Il trouva des lions, des moustiques, des figuiers, pas mal de cailloux
Et des gens qui bouffaient des briques, oui mais pas souvent du couscous.

Dans les contacts entre deux races, l'un donne à l'autre ce qu'il a
C'est un échange qui se passe. Nous, nous apprîmes à ces gens-là
A lire, à cultiver la terre, la médecine et la loi pour tous
Eux la seule chose qu'ils savaient faire, ils nous ont appris le couscous.

Dès lors, pendant cent trente années, des Français vinrent en bateau
Avec eux, des villes sont nées, des vignobles, des hôpitaux.
Puis quand le. pays fut prospère, on les a virés d'une secousse
Disant : nous gardons vos affaires et vous, vous emportez le couscous.

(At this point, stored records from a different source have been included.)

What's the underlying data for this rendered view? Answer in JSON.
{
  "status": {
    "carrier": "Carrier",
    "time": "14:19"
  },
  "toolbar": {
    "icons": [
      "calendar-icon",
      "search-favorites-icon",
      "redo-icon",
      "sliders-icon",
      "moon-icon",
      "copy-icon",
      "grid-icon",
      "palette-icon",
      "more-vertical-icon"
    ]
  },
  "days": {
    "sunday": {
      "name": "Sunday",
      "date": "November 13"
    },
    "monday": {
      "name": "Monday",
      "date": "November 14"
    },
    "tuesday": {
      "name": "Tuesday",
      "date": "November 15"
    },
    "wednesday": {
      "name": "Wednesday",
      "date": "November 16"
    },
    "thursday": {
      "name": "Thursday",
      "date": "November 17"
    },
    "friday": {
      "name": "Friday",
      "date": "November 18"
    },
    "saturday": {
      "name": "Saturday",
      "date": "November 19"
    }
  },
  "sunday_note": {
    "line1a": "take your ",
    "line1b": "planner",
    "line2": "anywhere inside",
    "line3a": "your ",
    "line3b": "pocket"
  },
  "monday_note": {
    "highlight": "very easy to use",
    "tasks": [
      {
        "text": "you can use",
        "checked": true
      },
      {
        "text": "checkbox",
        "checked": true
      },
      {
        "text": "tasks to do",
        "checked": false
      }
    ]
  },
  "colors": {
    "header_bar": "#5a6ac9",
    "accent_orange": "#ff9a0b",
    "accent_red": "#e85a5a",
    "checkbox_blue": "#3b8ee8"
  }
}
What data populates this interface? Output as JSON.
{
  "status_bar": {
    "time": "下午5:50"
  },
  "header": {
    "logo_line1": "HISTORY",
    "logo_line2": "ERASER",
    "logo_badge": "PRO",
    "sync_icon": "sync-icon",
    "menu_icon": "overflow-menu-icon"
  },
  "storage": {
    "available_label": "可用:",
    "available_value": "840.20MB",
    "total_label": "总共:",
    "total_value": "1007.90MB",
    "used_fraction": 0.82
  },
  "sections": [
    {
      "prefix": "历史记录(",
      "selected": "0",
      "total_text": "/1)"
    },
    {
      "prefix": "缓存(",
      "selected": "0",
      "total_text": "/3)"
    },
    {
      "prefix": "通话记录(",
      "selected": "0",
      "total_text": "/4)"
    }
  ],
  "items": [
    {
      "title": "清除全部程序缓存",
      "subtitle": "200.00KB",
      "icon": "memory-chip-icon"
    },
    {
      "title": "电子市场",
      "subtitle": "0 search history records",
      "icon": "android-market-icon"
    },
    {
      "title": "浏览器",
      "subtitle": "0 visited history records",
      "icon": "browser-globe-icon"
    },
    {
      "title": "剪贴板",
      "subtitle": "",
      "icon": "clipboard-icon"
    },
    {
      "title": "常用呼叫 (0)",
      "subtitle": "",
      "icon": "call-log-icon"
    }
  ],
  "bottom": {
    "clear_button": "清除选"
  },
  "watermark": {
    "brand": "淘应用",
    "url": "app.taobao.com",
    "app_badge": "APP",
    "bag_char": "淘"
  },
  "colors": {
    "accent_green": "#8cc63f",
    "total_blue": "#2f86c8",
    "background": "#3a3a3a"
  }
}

Cette histoire qui parait folle, présente au moins un intérêt
C'est d'apprendre à la métropole, tout un monde qu'elle ignorait
Car nombreux sont ceux qui s'écrient au restaurant d'une voix claire
Ça existait donc l'Algérie? Oui ! puisqu'il existe le couscous.

Les rapatriés d'Algérie, dans tout ça sont un peu bâtards
Car ils ont quitté leur patrie, sous le choc d'un pied quelque part
Mais las de les entendre geindre, ceux qui n'aiment pas se faire de mousse
Leur disent : quoi ? Vous n'êtes pas à plaindre puisqu'à Paris y'a du couscous.

Enfin, prions ! Si par quelque féérie Bugeaud revenait,
S'il disait : je vous avais donné l'Algérie. Qu'en fîtes-vous ?
On répondrait : nous avons lâché blé, pétrole. Oran, Bône et Beni Messous
Mais la France, qui n'est pas folle, n'abandonnera jamais le couscous.